ADA + state statutory damages
US private-enforcement litigation
ADA Titles II and III plus state-level multipliers (Unruh $4K/violation in CA, NYSHRL/NYCHRL in NY) drive the docket. Federal circuit-split on whether websites are public accommodations; DOJ's April 2024 Title II rule mandates WCAG 2.1 AA for state and local government.
How the model works
The US accessibility regime is fundamentally litigation-driven rather than regulator-driven. The Americans with Disabilities Act (1990, as amended 2008) creates a private right of action for affected individuals to sue businesses (Title III) and state/local governments (Title II) for failure to provide equal access. Federal courts award injunctive relief — the violation must be fixed — plus statutory attorneys' fees for the prevailing plaintiff, which is the economic engine of the high-volume docket.
Federal ADA Title III itself awards no statutory damages, but plaintiffs file in conjunction with state-law claims that do: California's Unruh Civil Rights Act provides $4,000 per access denial, New York's NYSHRL and the New York City Human Rights Law add compensatory + punitive damages, Illinois HRA adds $1,000-$10,000 per violation. The combined federal-injunctive + state-statutory-damages structure produces the ~4,000+ web-accessibility cases filed in federal court annually in recent years.

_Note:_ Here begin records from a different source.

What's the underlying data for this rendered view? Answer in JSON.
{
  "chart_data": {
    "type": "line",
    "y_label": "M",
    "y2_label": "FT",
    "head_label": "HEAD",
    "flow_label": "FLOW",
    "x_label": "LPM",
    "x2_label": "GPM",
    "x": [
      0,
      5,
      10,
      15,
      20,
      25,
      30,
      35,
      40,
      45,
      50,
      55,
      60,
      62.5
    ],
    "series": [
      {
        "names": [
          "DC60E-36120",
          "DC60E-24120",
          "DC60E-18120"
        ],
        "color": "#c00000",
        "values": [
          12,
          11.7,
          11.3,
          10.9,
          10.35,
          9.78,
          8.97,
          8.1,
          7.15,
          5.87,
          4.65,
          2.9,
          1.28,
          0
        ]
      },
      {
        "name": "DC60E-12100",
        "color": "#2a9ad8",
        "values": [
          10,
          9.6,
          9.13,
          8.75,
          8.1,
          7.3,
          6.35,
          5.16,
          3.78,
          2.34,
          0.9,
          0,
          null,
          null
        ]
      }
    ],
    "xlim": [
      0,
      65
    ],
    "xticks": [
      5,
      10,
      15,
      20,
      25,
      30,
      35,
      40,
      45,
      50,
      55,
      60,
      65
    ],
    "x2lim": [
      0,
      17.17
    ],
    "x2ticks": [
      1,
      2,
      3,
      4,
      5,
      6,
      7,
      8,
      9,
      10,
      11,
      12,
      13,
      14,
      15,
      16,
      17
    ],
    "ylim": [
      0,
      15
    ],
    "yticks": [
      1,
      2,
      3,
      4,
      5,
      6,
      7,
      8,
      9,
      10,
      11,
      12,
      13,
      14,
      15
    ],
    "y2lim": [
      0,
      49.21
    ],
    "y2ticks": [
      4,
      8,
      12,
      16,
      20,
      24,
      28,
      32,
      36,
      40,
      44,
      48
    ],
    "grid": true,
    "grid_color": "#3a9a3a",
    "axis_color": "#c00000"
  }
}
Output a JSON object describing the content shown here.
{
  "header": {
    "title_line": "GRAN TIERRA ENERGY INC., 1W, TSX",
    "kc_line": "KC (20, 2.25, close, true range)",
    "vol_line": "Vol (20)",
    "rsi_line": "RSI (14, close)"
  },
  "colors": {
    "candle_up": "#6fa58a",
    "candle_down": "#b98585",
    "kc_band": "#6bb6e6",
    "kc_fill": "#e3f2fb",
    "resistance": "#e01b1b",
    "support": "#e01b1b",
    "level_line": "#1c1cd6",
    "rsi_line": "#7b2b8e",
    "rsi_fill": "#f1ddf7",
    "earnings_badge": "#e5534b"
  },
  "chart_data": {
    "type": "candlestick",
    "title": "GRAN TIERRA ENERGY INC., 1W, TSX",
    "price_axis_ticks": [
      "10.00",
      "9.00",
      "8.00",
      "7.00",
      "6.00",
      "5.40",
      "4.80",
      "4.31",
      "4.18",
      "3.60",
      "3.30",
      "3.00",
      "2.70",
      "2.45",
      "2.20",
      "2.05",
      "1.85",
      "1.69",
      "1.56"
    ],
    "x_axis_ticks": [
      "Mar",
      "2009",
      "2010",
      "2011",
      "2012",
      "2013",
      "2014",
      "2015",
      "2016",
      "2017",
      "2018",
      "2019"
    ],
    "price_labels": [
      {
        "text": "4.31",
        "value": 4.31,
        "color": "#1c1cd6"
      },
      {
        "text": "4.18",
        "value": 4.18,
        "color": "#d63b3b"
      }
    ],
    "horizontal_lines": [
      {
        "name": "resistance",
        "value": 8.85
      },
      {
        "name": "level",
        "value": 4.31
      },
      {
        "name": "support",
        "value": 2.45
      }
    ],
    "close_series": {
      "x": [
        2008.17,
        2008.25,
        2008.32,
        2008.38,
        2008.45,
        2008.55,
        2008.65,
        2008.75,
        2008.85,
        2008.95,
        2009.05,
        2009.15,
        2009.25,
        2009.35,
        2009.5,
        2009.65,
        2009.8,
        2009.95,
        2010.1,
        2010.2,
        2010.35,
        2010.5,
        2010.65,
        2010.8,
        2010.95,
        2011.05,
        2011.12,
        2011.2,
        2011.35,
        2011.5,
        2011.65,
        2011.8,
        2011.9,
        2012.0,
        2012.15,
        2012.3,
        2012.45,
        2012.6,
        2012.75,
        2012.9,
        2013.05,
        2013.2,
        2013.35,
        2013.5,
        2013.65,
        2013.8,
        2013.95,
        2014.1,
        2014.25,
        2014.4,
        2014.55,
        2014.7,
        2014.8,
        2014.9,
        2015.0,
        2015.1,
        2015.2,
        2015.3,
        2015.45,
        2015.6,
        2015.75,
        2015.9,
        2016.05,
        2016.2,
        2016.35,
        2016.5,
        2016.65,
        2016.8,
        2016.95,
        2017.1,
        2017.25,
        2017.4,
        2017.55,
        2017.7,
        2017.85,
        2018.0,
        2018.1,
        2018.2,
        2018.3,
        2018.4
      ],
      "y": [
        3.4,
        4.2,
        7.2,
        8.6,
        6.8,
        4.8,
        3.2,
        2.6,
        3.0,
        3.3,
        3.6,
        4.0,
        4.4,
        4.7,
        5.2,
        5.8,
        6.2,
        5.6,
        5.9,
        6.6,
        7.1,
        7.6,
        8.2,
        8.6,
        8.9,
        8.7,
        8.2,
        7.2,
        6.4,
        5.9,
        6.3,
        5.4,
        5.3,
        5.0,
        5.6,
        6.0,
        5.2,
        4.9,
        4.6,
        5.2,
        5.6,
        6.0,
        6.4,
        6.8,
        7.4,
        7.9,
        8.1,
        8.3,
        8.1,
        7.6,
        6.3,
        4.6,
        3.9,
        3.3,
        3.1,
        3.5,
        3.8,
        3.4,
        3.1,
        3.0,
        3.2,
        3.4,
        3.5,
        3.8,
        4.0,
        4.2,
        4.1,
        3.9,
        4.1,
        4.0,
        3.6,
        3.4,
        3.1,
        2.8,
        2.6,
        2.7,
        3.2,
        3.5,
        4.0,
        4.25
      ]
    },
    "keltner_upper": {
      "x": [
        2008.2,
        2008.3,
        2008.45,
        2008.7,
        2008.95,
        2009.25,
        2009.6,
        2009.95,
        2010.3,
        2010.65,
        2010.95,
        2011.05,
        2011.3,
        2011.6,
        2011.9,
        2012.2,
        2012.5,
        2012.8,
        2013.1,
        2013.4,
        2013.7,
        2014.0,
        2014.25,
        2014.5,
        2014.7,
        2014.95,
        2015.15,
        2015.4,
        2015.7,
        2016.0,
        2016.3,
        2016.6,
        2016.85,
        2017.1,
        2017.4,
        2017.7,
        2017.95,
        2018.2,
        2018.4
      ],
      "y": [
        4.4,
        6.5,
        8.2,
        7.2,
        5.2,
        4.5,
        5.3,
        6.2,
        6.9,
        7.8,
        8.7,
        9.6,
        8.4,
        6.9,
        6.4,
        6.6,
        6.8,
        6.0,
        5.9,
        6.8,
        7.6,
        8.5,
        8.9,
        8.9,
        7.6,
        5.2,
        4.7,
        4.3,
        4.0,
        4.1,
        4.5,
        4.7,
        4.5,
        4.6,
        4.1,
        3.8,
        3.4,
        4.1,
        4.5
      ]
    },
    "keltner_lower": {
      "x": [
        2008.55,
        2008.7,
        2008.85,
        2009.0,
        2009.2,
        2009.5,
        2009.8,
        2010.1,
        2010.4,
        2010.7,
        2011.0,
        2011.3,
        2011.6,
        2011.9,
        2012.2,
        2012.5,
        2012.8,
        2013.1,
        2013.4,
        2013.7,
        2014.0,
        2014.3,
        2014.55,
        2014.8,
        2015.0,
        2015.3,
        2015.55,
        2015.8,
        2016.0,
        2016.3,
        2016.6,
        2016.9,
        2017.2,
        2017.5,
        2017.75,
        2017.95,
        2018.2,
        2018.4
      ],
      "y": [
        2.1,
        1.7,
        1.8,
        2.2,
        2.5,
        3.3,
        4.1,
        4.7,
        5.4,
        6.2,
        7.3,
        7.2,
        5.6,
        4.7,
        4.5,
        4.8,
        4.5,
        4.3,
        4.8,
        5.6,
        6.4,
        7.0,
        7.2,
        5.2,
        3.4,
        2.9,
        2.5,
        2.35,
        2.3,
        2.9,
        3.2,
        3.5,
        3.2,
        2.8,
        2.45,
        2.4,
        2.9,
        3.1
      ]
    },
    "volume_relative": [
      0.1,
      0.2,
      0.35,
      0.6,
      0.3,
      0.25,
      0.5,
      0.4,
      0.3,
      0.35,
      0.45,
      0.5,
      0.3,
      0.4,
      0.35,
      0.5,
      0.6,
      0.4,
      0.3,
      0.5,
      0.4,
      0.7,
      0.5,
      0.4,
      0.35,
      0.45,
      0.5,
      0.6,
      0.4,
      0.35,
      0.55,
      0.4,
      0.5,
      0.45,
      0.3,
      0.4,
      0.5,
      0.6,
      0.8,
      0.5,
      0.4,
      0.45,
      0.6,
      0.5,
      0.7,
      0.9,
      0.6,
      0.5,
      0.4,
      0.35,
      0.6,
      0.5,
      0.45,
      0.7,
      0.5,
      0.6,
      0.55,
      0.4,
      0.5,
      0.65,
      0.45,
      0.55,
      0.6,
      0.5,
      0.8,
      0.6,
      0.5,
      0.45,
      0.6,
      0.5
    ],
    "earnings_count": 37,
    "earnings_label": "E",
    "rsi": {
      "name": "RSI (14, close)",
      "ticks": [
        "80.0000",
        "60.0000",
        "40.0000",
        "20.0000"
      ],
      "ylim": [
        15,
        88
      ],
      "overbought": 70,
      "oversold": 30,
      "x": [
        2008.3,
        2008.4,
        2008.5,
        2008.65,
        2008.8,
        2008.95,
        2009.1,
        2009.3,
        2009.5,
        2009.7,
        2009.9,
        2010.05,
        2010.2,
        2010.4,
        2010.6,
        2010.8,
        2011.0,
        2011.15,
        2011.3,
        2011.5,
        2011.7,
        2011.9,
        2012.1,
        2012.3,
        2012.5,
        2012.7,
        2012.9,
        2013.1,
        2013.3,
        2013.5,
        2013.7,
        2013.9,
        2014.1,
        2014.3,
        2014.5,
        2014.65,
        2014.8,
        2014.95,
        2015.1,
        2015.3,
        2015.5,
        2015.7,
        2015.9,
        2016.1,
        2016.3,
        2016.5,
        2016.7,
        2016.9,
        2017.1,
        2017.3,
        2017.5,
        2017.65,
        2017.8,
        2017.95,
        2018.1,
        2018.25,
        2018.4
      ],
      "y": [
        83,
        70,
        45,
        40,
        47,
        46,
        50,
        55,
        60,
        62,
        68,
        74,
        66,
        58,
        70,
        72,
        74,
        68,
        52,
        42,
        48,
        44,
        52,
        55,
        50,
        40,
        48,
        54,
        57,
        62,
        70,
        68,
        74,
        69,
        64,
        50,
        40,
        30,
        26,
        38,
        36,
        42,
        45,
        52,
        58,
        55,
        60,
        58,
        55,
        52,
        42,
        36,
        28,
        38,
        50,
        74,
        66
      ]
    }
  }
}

DOJ's April 2024 Title II final rule (89 Fed. Reg. 31320) is the most significant regulatory action in the model's history: state and local governments with 50,000+ population must conform to WCAG 2.1 Level AA by 24 April 2026; smaller bodies by 24 April 2027. The rule sits alongside Section 508 (federal procurement, WCAG 2.0 AA), CVAA (telecom/video), and ACAA (air carriers) — sector-specific federal layers with their own regulators (FCC, DOT).
Strengths and weaknesses
Strengths
- The private right of action eliminates regulator-capacity bottlenecks: plaintiffs and their counsel are the enforcement mechanism.
- Statutory damages in CA/NY/IL produce real cost signals — overlay vendors and inaccessible-website operators face quantifiable downside.
- DOJ April 2024 Title II rule is the first hard WCAG-conformance mandate at the federal level (Section 508 already required it for procurement; this extends to all state/local government).
- Class-action procedure (FRCP 23) plus joinder mechanisms scale single-plaintiff cases into multi-plaintiff exposure.
Weaknesses
- Circuit-split on whether websites are "places of public accommodation" under Title III creates forum-dependent outcomes (1st/2nd/7th Circuits yes; 3rd/6th/9th/11th require physical-place nexus).
- Concentration of filings in the hands of serial plaintiffs (~36 high-volume filers + 6 hundred-plus filers per recent docket-analysis literature) distorts the policy signal away from the median user.
- Settlement-driven outcomes often produce time-limited compliance commitments without external monitoring — regression after the settlement window is common.
- No DOJ Title III final rule yet (long signalled, repeatedly deferred) — private-sector website operators have only case law to navigate by.
Countries that use this model 1
Notable cases and enforcement actions
Robles v. Domino's Pizza, LLC, 913 F.3d 898 (9th Cir. 2019)
Held that the ADA applies to the websites and apps of public accommodations with a nexus to physical locations. The Supreme Court denied certiorari, leaving the 9th-Circuit rule in place and signalling the continued patchwork of circuit law.
Gil v. Winn-Dixie Stores, Inc., 993 F.3d 1266 (11th Cir. 2021)
Vacated as moot but widely read for the 11th Circuit's nexus requirement: a website is not itself a public accommodation; ADA liability requires a connection to physical premises. Restricts plaintiff reach in 11th Circuit jurisdictions.
DOJ v. Hilton (2023 consent decree)
$50K civil money penalty + comprehensive remediation programme covering Hilton-branded hotels reservation systems. Indicative of the DOJ enforcement posture even before the April 2024 Title II rule.
NFB v. Target (2008, settled)
Earliest major web-accessibility class action; $6M settlement + multi-year remediation programme + monitoring. The foundation case for the doctrine that ADA applies to commercial websites.